Zgodnie z zapowiedziami samochody w niedzielę będą mogły wjechać na Salar de Uyuni – największe na świecie solnisko powstałe w miejscu wyschniętego, słonego jeziora. Gładka i twarda, solna nawierzchnia pozwoli samochodom jechać z pełną mocą. Jak żartował Krzysztof Hołowczyc: – Można wcisną gaz do podłogi i jechać tak kilkadziesiąt kilometrów. Nie ma wtedy nic do roboty. Można się zdrzemnąć.
Podczas, gdy drzemka może się nie udać, warto założyć ciemne okulary, bo słońce odbijające się od bezkresnej, białej powierzchni bardzo szybko zacznie męczyć oczy.
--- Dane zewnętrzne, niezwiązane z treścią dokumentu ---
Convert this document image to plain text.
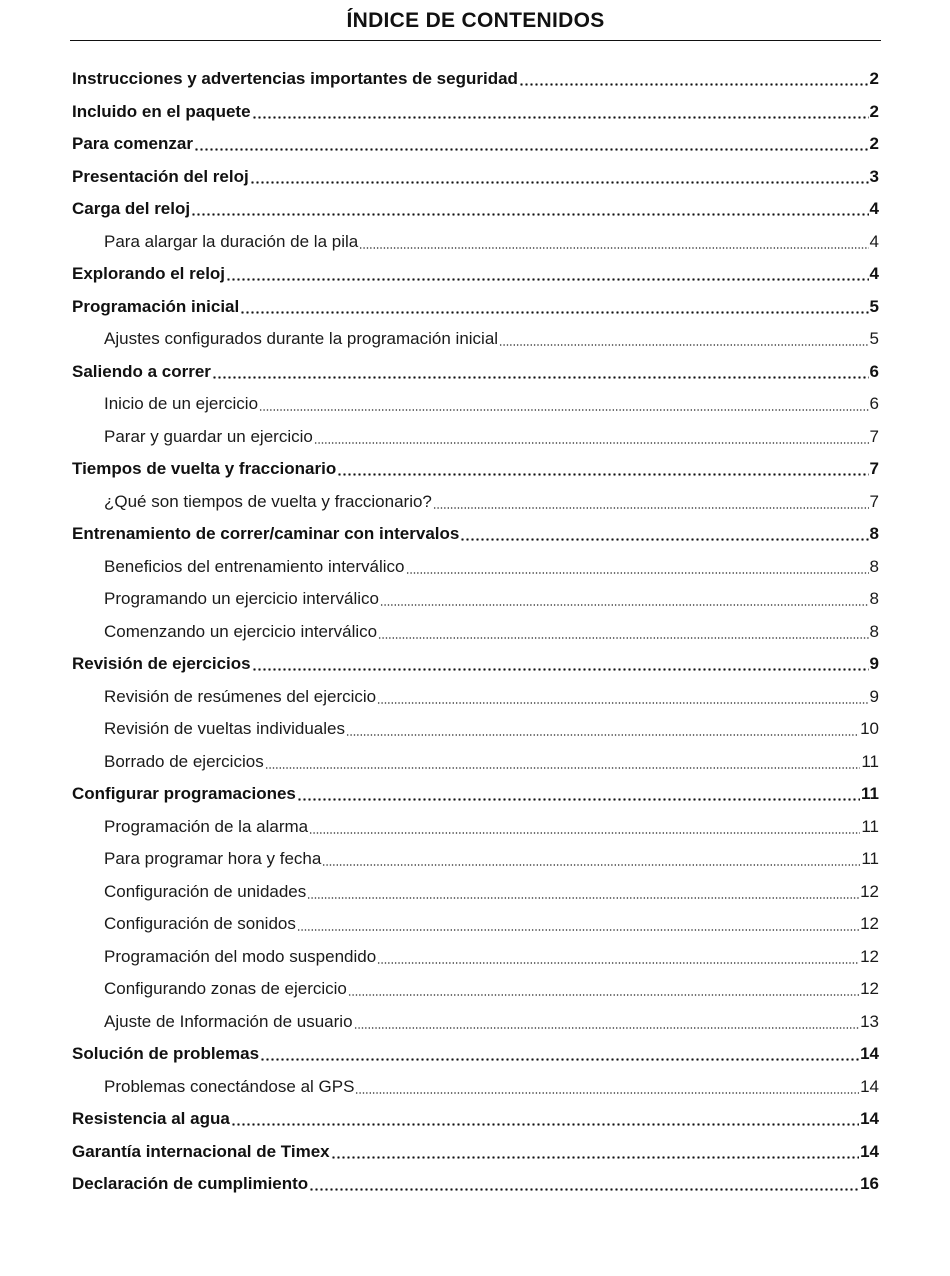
ÍNDICE DE CONTENIDOS
Instrucciones y advertencias importantes de seguridad	2
Incluido en el paquete	2
Para comenzar	2
Presentación del reloj	3
Carga del reloj	4
Para alargar la duración de la pila	4
Explorando el reloj	4
Programación inicial	5
Ajustes configurados durante la programación inicial	5
Saliendo a correr	6
Inicio de un ejercicio	6
Parar y guardar un ejercicio	7
Tiempos de vuelta y fraccionario	7
¿Qué son tiempos de vuelta y fraccionario?	7
Entrenamiento de correr/caminar con intervalos	8
Beneficios del entrenamiento interválico	8
Programando un ejercicio interválico	8
Comenzando un ejercicio interválico	8
Revisión de ejercicios	9
Revisión de resúmenes del ejercicio	9
Revisión de vueltas individuales	10
Borrado de ejercicios	11
Configurar programaciones	11
Programación de la alarma	11
Para programar hora y fecha	11
Configuración de unidades	12
Configuración de sonidos	12
Programación del modo suspendido	12
Configurando zonas de ejercicio	12
Ajuste de Información de usuario	13
Solución de problemas	14
Problemas conectándose al GPS	14
Resistencia al agua	14
Garantía internacional de Timex	14
Declaración de cumplimiento	16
A jazda przez solnisko będzie tylko mały fragmentem odcinka specjalnego liczącego rekordowe 784 km. Co prawda w planie jest też 270 km neutralizacji, ale dzień i tak zapowiada się bardzo ciężko. Wisienką na torcie, po technicznych, górskich fragmentach na wysokości 4000 m n.p.m. będzie ostry zjazd i 40-kilometrowy pas wydm tuż przed metą w Iquique.
Motocykle i quady pokonają tę samą trasę, którą dzień wcześniej jechały samochody.
Ciężarówki ze swojego spartańskiego biwaku na środku pustyni wracają do Iquique okrężną drogą, w wykonując na pustyni „pętelkę z zawijasem”. Co ważne na drodze dakarowych olbrzymów stanie dwa razy więcej wydm niż dzień wcześniej. Można więc się spodziewać, że na 273 kilometrach oesu ponownie wiele samochodów utknie w piachu i z ostatnimi fragmentami będzie już zmagać się nocą. Ten dzień może okazać się ostatnim dniem na rajdzie dla wielu załóg.